Agar masyarakat Filipina dapat sepenuhnya melaksanakan hak asasi mereka, mereka harus mampu membuat keputusan yang bebas dan terinformasi serta memiliki akses terhadap layanan aborsi. Mereka harus dapat hidup di lingkungan di mana para pencari dan penyedia layanan aborsi tidak lagi menghadapi rasa takut akan penangkapan, penuntutan, dan pemenjaraan. Dengan rekomendasi terbaru WHO, semakin sulit bagi pemerintah untuk terus membenarkan tindakan mereka atau justru kurangnya tindakan terhadap isu aborsi yang tidak aman di negara tersebut, dan seruan untuk dekriminalisasi aborsi dan kebutuhan masyarakat Filipina akan akses untuk mengabaikan kualitas aborsi. perawatan aborsi.
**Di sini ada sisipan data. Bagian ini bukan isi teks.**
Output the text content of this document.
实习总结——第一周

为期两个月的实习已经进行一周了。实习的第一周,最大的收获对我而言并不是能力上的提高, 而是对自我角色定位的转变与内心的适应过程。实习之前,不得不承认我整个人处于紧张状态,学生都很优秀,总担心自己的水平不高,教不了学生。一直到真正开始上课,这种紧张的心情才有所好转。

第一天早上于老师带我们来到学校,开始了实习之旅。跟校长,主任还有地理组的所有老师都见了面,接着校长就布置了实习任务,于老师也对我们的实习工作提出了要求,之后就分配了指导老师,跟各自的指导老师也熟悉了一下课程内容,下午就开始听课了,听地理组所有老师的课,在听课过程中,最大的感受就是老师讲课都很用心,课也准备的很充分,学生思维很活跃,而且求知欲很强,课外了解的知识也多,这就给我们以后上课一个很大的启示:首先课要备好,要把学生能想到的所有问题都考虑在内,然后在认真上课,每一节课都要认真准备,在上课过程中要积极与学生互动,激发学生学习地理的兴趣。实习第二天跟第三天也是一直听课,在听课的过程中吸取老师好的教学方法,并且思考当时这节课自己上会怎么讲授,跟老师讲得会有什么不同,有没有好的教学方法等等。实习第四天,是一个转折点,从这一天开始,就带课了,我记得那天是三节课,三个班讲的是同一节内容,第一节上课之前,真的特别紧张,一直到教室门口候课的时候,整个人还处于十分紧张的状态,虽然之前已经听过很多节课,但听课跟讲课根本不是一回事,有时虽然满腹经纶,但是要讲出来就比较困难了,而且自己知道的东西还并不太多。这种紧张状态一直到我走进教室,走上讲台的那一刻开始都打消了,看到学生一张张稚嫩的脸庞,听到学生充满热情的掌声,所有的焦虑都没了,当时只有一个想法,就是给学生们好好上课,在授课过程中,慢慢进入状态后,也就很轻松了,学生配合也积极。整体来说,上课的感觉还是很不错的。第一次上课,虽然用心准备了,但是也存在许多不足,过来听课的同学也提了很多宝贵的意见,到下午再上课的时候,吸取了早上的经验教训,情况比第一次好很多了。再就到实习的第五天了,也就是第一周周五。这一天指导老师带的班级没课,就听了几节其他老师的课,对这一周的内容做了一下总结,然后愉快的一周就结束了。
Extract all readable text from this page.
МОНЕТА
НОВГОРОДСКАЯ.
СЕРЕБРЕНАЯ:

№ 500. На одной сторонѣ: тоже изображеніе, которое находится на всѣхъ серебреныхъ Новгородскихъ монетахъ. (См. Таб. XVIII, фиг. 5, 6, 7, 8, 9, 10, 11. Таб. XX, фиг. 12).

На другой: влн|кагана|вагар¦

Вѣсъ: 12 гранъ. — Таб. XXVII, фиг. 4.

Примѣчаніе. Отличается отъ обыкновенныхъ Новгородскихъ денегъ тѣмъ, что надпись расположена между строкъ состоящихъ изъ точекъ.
Catatan: WHO mengakui bahwa sebagian besar bukti yang tersedia mengenai aborsi kemungkinan besar mencakup populasi penelitian perempuan cisgender. Namun, laporan ini mencatat bahwa laki-laki transgender, individu non-biner, gender-fluid, dan interseks yang memiliki sistem reproduksi perempuan dan mampu hamil juga memerlukan layanan aborsi. Orang-orang dengan identitas gender yang beragam juga diakui oleh para advokat lokal sebagai individu yang mungkin mencari layanan aborsi. – Rappler.com

Jihan Jacob adalah pembela hak asasi perempuan yang bekerja untuk Pusat Hak Reproduksisebuah organisasi non-pemerintah global yang menggunakan kekuatan hukum untuk mempromosikan hak-hak reproduksi sebagai hak asasi manusia yang mendasar di seluruh dunia. Dia adalah anggota Komite Manajemen Jaringan Advokasi Aborsi Aman Filipinajaringan lokal kelompok masyarakat sipil yang berkomitmen untuk berupaya mencapai realisasi penuh hak dan kesehatan seksual dan reproduksi perempuan dan anak perempuan. Dia berkontribusi pada pertemuan penjajakan bidang Hukum dan Kebijakan pedoman WHO untuk layanan aborsi.